Lifting peonies should be done, the article says, ‘every few years’ — Nowhere is it actually pinpointed how many years this really is. Possibly every hundred years? Think of those rows of peonies growing in front of abandoned farmhouses. Peonies that were probably planted in the thirties, thriving beautifully. I wonder how many times those plants have been “lifted”?

I can hear the farmer’s wife calling out,“Hang on a minute, Jeb dear, I’ll be out to help you move those hay bales in a jiffy – I just need to take a second to lift and divide this row of peonies.”

Now to the More Information Than You Need variety of garden advice. Information at length about the nitty gritty of dividing, including the disclosure that that phlox can sometimes be ‘difficult’ and diagrams where dividing (aka ‘hacking apart’) is performed with two pitchforks and a supreme amount of coordination, (and possibly safety equipment, when you consider the pitchfork angle).

And what about Double digging?

For years I have been guilty of never, ever attempting this procedure. My secret shame. My eyes have a habit of glazing over when I look at the Step-by-Step-Easy-to-Follow Diagrams.

I confess that when confronted with prodigious amounts of information, my first response is to think there must be an easier way. And, fortunately, there usually is.

In life as in gardening, if it’s worth doing, it’s worth doing badly.

Eventually you’ll get it right if you just dive in with abandon.

Yet, it is also true that the more you do something you enjoy, the more you want to keep on doing it. Eventually making an effort to Do It Right is something that happens to most gardeners in time.

My sister recently told me that after years reading about the necessity of sterilizing pots before reusing them for taking cuttings, this year she is finally going to get out the bleach and see what happens. And her geraniums will probably thank her for it.

Over time in our gardens, we perfect our craft, or art, with the result that some task which once seemed daunting is now routine–hence the two camps of writing. It all depends on what side of the bed you stand. Are you a confirmed double digger or a get-the-plant-into-the-soil-as-quickly-as-possible gardener?

We who are gardening maniacs perhaps have to hide the truth from ourselves. A lot of it is hard work.

In the heat of the moment, however, when we are suddenly seized with the realization that the blue phlox most certainly doesn’t belong there–why on earth was it planted, THERE when if it were just 3 feet over it would complement the drift of Johnson’s Blue geraniums magnificently!

The gardening brain (similar in some respects to the reptilian brain) kicks in: The phlox must be moved at once. The phlox must be moved now. And we….lift.

Of course, it is neverending.

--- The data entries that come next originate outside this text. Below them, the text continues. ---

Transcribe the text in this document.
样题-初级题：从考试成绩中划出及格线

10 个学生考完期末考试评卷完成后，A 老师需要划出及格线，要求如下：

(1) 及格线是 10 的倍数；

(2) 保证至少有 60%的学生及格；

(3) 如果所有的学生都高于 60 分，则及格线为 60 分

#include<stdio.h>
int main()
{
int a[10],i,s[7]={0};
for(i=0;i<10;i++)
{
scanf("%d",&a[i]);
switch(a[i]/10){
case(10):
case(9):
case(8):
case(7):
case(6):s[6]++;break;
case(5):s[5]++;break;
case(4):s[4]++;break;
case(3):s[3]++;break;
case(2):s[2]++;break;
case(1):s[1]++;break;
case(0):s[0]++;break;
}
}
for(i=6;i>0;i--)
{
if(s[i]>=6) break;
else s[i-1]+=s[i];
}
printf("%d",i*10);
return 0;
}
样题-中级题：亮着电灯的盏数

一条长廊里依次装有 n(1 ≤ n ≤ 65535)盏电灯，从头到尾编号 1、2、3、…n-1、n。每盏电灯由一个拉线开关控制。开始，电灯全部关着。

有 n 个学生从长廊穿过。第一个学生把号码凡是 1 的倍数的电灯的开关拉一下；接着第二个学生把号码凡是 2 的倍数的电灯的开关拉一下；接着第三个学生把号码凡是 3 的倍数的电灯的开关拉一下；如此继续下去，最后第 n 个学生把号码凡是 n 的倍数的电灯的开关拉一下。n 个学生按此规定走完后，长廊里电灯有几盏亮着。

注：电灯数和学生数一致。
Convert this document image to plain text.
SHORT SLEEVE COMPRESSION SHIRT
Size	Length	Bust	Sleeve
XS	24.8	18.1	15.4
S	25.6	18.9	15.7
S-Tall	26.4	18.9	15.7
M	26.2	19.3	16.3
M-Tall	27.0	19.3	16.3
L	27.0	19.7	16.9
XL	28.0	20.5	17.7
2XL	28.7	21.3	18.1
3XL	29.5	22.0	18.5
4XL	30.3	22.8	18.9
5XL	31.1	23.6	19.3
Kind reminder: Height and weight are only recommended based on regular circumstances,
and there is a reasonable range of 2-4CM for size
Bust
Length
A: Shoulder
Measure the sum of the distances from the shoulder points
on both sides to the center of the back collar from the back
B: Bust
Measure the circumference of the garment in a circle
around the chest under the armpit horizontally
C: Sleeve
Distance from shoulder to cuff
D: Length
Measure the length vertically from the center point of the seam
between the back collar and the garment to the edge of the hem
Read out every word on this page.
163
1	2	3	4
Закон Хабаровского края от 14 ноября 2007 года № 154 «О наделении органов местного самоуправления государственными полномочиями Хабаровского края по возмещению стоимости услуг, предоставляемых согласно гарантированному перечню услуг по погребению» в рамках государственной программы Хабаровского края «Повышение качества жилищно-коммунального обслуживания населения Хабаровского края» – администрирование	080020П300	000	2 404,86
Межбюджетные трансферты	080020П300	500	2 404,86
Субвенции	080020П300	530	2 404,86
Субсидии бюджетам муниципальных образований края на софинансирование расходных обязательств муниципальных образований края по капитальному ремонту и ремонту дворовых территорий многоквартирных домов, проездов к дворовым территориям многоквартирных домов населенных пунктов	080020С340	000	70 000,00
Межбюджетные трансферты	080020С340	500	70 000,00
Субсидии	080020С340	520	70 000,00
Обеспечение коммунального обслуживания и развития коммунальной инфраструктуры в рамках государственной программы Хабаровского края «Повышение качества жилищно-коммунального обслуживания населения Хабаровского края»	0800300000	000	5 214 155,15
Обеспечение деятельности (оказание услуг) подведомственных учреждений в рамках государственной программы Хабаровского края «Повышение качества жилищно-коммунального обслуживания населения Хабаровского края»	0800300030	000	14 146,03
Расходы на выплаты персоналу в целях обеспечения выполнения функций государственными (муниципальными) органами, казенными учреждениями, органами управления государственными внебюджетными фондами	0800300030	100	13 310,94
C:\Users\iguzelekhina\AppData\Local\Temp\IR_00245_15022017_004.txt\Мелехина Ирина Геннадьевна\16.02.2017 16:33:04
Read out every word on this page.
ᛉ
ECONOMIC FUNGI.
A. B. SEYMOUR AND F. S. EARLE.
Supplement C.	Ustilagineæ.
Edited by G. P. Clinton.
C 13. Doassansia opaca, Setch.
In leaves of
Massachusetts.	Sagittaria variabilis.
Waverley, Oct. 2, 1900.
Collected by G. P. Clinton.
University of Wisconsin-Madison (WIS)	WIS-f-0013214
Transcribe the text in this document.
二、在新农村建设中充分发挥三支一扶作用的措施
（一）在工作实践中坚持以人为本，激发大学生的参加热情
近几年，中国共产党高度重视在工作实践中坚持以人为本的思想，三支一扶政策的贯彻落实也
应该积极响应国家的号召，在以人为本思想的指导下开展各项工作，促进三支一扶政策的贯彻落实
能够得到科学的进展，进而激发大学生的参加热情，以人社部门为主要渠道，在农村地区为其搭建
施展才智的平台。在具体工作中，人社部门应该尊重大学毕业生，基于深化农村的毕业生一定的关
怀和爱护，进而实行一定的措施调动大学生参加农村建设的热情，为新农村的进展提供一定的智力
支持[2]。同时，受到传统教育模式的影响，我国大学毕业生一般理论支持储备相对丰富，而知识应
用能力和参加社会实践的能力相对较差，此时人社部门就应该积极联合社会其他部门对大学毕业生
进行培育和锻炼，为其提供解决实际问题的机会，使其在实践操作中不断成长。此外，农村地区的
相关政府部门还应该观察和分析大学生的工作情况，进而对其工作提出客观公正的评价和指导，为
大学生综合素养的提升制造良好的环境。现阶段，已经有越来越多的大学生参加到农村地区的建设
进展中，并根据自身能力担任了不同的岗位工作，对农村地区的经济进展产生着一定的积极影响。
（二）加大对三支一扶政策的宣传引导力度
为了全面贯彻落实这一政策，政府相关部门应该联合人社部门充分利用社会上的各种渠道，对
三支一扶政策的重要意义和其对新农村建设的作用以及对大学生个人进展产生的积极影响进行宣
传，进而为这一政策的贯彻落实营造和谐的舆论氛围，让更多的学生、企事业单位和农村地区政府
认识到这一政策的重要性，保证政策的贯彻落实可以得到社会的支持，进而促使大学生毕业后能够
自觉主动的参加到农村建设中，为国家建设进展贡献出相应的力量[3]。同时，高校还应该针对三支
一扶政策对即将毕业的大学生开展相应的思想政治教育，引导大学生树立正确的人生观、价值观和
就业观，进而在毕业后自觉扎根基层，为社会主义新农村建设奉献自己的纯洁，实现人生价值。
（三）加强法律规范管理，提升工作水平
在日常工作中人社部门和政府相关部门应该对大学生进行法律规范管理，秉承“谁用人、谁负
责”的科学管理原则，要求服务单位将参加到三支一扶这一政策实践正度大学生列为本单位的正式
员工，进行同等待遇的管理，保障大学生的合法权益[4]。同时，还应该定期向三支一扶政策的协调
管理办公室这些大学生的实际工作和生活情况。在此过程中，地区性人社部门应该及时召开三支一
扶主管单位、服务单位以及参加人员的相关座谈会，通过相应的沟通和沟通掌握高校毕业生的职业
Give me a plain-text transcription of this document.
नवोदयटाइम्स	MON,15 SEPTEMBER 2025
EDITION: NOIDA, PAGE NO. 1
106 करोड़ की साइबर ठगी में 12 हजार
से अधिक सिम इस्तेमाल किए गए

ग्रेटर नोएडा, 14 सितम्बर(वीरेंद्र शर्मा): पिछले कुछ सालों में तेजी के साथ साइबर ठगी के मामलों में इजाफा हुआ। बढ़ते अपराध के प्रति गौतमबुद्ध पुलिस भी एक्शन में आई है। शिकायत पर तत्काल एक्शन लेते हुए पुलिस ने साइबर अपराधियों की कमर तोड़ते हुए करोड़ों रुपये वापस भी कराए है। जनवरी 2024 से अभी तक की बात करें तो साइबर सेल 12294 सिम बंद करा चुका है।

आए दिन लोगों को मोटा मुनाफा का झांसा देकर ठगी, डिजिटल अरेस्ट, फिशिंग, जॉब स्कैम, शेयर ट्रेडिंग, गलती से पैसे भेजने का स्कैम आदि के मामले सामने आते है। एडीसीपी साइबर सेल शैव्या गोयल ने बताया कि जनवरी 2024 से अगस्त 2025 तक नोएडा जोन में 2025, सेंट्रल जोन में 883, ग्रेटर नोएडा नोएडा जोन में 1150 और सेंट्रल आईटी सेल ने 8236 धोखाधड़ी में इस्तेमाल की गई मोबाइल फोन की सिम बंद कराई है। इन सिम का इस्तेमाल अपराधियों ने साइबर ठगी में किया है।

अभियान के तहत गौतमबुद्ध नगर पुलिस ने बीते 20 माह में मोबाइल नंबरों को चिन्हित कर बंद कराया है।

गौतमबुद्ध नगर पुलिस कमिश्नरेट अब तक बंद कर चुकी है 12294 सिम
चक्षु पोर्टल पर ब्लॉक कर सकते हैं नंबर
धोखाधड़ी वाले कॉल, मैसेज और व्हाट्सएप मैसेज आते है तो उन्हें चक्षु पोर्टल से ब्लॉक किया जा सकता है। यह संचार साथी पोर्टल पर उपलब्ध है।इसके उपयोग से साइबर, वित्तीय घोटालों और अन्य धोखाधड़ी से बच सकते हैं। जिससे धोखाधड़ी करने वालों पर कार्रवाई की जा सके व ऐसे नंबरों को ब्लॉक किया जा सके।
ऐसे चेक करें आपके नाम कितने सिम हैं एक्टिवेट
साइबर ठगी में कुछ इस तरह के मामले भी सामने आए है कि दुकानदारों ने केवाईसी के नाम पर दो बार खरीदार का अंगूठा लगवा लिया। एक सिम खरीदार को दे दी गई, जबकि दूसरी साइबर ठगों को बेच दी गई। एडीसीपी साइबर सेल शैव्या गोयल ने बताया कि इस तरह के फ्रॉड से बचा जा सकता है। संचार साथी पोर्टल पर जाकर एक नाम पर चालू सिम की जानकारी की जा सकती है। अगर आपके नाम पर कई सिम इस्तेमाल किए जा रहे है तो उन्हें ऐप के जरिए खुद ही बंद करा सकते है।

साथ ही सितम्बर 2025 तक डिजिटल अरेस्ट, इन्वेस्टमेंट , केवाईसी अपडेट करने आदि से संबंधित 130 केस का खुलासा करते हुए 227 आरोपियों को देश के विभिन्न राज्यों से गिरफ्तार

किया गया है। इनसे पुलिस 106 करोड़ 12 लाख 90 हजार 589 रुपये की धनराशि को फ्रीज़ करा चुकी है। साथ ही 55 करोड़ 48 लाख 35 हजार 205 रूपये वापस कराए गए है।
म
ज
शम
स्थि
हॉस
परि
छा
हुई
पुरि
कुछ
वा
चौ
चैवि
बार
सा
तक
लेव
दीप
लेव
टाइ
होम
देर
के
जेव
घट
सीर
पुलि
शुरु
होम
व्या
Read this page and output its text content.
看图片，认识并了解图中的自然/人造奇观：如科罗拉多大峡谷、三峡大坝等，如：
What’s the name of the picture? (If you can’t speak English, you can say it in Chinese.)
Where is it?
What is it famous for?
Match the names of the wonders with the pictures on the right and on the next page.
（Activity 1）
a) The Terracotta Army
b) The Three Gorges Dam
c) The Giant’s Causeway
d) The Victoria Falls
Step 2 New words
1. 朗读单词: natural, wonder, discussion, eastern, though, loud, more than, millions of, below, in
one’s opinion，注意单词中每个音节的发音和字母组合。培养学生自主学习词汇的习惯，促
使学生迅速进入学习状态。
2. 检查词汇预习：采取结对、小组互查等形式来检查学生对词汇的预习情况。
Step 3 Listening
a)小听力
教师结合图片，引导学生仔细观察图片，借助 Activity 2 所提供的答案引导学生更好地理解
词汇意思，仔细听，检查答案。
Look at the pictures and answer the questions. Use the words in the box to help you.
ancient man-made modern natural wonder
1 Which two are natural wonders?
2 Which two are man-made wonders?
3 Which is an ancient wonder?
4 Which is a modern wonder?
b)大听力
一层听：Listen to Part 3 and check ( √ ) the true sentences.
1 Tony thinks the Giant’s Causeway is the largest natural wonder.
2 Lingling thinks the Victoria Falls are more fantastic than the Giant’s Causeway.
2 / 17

Satisfaction with our gardens can arrive in large bucketsful and othertimes in dribs and drabs.

This morning, as we had our traditional walk round my sister’s garden with cups of tea in hand, (an essential rite as any growth from last night at dinnertime to this morning at nine thirty must be duly noted), my sister looked around at a truly splendid spring show, sighed heavily and said, “Well, of course, EVERYTHING has to be moved.”

1 comment

  1. You know how it is, Sarah. Things grow bigger than they’re supposed to — or smaller. Things don’t bloom at the right time — or in the right colour. This shape looks better with that shape over there. In other words, everything always has to be moved.